Research has shown 30-40% of the risk for both depression and anxiety is genetic and 60-70% due to environmental factors. Only by having a large, diverse group of people available for studies will researchers be able to determine how genetic and environmental triggers interact to cause anxiety and depression.

Leader of the GLAD study and the NIHR Mental Health BioResource, Dr Gerome Breen of King’s College London, said: “It’s a really exciting time to become involved in mental health research, particularly genetic research which has made incredible strides in recent years – we have so far identified 46 genetic links for depression and anxiety.
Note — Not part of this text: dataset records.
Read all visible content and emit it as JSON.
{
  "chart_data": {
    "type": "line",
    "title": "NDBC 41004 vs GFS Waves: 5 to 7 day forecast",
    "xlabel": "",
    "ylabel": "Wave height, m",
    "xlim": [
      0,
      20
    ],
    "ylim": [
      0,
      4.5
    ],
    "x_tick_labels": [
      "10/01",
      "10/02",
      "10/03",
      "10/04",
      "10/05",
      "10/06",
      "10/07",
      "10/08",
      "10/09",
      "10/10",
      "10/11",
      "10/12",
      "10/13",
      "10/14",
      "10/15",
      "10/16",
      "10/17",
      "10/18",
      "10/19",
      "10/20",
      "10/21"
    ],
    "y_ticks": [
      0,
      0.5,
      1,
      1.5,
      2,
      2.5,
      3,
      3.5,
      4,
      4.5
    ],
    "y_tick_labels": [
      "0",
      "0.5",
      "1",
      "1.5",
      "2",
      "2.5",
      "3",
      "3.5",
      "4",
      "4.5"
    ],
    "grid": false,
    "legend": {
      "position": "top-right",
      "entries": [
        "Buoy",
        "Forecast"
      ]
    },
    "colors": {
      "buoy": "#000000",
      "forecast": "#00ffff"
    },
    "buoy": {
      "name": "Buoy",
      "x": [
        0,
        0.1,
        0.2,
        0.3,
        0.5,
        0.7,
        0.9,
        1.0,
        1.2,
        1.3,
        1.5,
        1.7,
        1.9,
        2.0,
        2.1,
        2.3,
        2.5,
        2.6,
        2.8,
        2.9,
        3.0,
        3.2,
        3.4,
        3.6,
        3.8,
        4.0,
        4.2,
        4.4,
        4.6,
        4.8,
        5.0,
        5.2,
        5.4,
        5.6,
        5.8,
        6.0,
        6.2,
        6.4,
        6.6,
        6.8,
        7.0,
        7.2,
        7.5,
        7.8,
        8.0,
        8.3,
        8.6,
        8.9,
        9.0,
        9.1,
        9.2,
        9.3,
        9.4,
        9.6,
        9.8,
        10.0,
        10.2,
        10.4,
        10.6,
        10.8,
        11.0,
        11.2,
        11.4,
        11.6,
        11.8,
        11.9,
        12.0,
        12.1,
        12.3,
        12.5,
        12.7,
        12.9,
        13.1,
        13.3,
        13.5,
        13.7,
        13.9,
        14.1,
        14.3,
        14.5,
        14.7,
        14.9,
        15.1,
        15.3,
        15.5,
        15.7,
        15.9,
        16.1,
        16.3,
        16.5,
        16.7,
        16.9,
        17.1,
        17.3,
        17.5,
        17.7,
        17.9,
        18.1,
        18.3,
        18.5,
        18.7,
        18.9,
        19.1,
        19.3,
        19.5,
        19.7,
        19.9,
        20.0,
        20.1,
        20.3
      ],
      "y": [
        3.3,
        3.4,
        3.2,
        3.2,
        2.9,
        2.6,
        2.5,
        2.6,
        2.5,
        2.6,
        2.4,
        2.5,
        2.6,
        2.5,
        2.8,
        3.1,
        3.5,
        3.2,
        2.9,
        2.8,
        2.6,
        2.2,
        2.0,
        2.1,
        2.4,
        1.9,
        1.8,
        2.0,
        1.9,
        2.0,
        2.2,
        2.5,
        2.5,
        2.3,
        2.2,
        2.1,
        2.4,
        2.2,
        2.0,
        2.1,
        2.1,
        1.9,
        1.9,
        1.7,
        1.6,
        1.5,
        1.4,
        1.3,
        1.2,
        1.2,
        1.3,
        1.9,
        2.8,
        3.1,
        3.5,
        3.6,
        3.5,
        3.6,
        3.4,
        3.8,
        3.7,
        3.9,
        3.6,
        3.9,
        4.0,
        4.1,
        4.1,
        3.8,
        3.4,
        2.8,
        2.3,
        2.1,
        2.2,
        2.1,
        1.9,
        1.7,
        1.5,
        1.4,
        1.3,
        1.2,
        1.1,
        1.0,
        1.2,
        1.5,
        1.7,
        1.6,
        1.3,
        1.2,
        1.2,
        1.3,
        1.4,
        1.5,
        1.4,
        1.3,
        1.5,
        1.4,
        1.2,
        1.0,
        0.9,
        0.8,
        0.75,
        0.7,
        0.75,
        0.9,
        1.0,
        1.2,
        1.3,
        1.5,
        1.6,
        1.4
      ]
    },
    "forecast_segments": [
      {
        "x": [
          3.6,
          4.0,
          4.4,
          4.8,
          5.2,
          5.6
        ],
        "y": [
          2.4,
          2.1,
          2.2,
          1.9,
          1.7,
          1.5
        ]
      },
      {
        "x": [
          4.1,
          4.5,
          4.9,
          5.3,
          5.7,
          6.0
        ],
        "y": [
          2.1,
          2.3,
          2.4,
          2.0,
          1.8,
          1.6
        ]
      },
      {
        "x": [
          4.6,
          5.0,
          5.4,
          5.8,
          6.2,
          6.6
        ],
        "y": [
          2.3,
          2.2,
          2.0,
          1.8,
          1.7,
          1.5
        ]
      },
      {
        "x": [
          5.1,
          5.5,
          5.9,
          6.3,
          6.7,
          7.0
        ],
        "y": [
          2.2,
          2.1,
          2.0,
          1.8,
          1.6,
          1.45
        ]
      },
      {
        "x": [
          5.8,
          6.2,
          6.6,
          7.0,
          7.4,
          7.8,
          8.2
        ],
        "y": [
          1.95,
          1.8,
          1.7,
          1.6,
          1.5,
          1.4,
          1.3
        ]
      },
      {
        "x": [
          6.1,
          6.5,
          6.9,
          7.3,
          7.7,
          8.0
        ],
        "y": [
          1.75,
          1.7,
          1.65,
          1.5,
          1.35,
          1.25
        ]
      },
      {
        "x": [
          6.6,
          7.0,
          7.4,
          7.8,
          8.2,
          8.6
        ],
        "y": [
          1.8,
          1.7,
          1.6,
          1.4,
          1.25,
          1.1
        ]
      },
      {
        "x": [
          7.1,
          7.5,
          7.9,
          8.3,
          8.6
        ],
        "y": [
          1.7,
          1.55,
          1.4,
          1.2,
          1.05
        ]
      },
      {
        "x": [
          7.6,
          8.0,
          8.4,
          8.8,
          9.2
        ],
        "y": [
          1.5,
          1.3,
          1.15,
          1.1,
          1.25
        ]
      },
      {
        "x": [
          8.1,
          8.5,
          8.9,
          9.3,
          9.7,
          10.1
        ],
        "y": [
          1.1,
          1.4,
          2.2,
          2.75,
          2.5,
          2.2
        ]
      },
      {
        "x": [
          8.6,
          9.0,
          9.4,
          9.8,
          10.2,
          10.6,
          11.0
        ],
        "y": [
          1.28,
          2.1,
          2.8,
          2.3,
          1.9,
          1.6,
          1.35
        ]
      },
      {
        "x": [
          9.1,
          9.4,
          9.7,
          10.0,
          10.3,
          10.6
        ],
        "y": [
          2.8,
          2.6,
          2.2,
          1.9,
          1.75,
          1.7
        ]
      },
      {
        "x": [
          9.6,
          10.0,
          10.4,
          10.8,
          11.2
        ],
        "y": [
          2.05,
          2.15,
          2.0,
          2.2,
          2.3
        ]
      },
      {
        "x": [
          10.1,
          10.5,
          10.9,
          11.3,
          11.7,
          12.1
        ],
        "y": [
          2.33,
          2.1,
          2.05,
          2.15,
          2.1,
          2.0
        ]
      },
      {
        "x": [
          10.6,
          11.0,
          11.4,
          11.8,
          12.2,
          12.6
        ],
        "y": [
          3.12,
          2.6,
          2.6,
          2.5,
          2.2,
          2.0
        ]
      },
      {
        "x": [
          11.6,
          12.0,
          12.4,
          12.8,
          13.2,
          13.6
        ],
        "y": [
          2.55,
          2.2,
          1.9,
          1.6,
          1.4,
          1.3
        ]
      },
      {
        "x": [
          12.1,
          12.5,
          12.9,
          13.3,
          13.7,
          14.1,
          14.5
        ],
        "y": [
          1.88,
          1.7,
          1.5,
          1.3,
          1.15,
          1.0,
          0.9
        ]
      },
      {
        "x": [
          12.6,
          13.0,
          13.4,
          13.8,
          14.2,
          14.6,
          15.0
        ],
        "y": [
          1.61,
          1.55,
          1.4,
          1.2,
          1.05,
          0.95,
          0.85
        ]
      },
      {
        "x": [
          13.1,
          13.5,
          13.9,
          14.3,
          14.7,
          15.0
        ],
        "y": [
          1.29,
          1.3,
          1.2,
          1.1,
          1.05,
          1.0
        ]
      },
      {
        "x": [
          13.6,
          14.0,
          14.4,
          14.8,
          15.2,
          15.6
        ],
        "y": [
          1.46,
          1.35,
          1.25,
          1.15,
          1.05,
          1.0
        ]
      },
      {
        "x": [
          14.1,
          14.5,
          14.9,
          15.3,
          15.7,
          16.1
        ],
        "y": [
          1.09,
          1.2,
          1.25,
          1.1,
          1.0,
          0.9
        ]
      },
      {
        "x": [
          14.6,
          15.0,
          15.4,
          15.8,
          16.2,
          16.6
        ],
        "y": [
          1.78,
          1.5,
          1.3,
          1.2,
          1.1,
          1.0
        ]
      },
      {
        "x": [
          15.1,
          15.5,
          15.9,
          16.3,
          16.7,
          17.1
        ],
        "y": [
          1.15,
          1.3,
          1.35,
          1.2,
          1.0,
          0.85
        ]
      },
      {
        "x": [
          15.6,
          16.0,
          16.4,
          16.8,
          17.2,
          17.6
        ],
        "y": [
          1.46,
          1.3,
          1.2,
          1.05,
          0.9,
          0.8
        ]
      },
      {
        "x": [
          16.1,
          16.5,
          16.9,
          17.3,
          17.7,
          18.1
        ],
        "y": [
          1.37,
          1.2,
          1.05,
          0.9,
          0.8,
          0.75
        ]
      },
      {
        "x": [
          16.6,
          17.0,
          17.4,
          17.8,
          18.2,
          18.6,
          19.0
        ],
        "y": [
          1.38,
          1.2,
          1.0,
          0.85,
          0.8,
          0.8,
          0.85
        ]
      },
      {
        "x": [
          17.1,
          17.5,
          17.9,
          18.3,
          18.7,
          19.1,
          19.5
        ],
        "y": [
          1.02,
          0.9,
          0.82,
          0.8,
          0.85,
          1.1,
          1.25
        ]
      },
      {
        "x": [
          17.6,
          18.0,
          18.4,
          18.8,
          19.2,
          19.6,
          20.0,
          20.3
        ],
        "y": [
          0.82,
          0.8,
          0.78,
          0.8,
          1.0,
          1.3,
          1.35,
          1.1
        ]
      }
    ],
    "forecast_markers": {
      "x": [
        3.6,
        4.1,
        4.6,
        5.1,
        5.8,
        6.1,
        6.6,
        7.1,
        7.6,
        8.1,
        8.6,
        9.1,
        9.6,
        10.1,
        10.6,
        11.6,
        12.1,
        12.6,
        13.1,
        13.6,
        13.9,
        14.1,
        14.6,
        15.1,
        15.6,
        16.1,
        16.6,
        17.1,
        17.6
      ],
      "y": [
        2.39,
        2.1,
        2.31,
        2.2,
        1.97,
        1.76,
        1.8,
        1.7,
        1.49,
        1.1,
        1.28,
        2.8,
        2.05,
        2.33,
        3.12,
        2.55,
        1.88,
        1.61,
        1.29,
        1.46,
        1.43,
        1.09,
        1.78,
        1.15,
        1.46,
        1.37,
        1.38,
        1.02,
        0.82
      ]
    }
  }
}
“By recruiting 40,000 volunteers willing to be re-contacted for research, the GLAD Study will take us further than ever before. It will allow researchers to solve the big unanswered questions, address how genes and environment act together and help develop new treatment options.”

The GLAD Study, a collaboration between the NIHR BioResource and King’s College London, has been designed to be particularly accessible, with a view to motivating more people to take part in mental health research.

Research psychologist and study lead Professor Thalia Eley, King’s College London, said: “We want to hear from all different backgrounds, cultures, ethnic groups and genders, and we are especially keen to hear from young adults. By including people from all parts of the population, what we learn will be relevant to everyone. This is a unique opportunity to participate in pioneering medical science.”